Manila, CNN Indonesia -- Presiden Filipina Benigno Aquino menghadapi krisis politik besar terkait operasi penangkapan seorang buronan militan yang gagal, setelah muncul berita jenderal polisi yang rekan dekat presiden memainkan peran penting dalam operasi ini.
Misi berisiko untuk menangkap Zulkifli bin Hir, pembuat bom yang memiliki hubungan dengan al Qaidah dan dicari oleh AS dengan imbalan US$5 juta, ini gagal ketika Pasukan Khusus Polisi, SAF, diserang dan 44 orang tewas.
Publik yang marah menakan Aquino untuk membatalkan kesepakatan damai dengan Front Pembebasan Islam Moro, MILF, yang ditandatangani Maret lalu dan membalas kematian anggota SAF.
ADVERTISEMENT
SCROLL TO CONTINUE WITH CONTENT
Insiden ini juga menimbulkan pertanyaan tidak mengenakkan bagi Aquino mengenai alasannya mengijinkan Alan Purisma, yang diberhentikan selama enam bulan dari jabatan kepala polisi November lalu karena kasus korupsi, terlibat dalam perencanaan dan penerapan misi ini.
Seorang petugas intelijen dari kepolisian mengatakan kepada Reuters bahwa informasi megnenai lokasi “sasaran bernilai tinggi” datang dari Purisma, bukan dari data intelijen AS seperti yang dilaporkan oleh media lokal.
“Dia menyusun semua.

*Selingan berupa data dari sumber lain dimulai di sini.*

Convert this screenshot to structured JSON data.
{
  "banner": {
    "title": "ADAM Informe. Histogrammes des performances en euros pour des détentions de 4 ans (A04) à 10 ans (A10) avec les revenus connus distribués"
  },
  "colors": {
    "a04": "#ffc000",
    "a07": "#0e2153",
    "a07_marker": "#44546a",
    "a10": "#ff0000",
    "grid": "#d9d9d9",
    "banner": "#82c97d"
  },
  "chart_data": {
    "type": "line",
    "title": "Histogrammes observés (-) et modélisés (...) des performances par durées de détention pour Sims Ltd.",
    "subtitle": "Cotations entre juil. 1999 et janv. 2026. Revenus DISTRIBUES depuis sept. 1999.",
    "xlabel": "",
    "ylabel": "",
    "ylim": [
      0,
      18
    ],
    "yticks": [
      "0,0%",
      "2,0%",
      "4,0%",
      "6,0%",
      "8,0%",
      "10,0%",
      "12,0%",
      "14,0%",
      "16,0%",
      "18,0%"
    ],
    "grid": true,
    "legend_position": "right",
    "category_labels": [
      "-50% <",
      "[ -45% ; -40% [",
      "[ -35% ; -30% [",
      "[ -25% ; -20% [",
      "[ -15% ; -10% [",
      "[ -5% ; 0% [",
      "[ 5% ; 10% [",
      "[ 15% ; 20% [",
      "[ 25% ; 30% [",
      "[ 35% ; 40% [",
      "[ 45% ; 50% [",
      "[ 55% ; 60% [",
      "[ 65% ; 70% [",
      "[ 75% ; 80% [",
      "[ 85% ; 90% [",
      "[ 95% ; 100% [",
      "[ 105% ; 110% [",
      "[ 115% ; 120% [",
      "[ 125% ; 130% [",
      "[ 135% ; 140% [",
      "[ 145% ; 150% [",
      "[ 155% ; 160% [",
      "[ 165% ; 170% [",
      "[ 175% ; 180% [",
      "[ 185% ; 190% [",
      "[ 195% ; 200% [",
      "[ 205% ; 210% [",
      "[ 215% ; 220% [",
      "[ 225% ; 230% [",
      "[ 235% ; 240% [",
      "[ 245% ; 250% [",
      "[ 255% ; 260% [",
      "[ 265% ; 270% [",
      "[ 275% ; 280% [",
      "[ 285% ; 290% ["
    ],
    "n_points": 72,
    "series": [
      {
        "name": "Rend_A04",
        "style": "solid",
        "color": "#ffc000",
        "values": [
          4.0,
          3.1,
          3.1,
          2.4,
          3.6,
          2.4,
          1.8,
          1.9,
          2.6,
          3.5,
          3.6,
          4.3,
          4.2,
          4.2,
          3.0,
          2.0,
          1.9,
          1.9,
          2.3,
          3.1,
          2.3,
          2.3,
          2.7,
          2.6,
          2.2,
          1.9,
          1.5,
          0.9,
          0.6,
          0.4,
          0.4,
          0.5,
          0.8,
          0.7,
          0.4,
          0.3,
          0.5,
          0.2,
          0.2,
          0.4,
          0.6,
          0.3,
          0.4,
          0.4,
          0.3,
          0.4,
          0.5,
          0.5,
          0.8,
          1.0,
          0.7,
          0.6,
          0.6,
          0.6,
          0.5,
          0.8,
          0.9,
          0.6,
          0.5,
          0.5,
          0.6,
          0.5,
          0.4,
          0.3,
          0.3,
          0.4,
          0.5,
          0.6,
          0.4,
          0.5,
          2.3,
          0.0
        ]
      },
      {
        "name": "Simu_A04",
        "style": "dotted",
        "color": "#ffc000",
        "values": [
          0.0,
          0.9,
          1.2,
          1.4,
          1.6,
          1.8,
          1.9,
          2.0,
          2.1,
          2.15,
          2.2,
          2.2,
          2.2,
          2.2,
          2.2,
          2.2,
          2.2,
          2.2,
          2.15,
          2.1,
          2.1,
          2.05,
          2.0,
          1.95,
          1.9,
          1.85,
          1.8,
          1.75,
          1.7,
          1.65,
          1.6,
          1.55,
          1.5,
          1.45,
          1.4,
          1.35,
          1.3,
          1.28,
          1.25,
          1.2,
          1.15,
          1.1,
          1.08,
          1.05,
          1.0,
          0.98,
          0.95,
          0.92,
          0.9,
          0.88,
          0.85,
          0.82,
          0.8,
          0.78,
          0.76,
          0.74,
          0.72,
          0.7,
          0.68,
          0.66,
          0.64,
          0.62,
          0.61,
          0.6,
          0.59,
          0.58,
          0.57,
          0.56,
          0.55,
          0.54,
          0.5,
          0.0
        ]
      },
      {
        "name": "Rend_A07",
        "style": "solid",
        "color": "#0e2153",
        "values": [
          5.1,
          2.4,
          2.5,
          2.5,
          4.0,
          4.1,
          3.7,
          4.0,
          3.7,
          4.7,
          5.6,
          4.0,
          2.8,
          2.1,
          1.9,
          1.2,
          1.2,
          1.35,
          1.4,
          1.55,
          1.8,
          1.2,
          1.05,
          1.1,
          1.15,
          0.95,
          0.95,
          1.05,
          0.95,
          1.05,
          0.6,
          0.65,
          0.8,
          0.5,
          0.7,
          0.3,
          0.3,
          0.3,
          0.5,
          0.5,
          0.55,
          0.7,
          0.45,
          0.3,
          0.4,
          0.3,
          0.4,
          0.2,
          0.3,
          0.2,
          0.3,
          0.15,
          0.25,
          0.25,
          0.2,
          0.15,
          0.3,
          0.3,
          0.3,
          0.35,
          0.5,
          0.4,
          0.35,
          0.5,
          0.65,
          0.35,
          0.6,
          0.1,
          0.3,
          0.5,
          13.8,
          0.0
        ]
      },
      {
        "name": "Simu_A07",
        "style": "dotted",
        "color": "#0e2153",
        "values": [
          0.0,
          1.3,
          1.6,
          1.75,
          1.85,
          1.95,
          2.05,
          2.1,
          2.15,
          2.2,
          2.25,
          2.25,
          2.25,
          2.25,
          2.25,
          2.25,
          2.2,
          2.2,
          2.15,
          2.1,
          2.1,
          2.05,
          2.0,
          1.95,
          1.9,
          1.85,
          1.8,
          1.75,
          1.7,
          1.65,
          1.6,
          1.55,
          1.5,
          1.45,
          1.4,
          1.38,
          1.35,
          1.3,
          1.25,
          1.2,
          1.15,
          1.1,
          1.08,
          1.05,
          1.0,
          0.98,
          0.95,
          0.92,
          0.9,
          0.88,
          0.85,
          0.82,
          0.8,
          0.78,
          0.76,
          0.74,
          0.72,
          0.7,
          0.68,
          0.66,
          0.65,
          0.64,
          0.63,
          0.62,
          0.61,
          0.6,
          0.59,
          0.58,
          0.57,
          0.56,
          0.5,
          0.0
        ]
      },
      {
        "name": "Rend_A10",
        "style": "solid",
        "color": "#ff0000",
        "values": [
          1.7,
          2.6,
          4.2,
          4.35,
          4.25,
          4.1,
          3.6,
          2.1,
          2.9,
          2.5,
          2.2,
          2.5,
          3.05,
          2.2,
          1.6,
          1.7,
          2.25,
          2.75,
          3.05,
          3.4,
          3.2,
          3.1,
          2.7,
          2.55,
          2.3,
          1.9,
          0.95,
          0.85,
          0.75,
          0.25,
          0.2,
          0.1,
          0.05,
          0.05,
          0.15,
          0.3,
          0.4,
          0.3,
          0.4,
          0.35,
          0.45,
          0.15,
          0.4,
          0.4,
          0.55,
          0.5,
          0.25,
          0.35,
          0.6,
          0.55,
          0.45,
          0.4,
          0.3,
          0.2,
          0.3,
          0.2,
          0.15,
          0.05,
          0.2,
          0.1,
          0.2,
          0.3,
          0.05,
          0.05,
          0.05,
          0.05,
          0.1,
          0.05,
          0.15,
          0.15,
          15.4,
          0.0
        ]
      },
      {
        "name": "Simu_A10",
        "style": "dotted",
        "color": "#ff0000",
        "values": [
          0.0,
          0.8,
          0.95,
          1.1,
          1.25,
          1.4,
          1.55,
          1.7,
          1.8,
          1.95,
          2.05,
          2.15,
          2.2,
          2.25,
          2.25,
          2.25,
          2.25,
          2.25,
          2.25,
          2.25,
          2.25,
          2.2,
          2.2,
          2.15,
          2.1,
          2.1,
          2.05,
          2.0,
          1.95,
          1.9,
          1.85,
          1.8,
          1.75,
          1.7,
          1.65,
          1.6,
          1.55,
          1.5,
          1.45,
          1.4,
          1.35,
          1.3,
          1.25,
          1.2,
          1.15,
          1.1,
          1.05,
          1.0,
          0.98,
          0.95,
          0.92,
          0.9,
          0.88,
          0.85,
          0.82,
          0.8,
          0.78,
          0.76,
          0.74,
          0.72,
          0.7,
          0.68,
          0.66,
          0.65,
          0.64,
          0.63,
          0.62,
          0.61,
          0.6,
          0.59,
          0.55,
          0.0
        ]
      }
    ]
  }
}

Ini rencananya, dia menggunakan informannya dan unit SAF dikerahkan untuk melaksanakan operasi penyerbuan itu,” ujarnya.
Dua uskup yang berpotensi berpengaruh di negara tempat gereja memiliki pengaruh besar, dan sejumlah anggota parlemen meminta Aquino mengundurkan diri.
Pada Senin (2/1), satu kelompok madani berebncana menggelar protes di depan kantor pusat kepolisian nasional untuk mendesak presiden menangani para pemberontak di wilayah selatan yang bermayoritas penduduk Muslim.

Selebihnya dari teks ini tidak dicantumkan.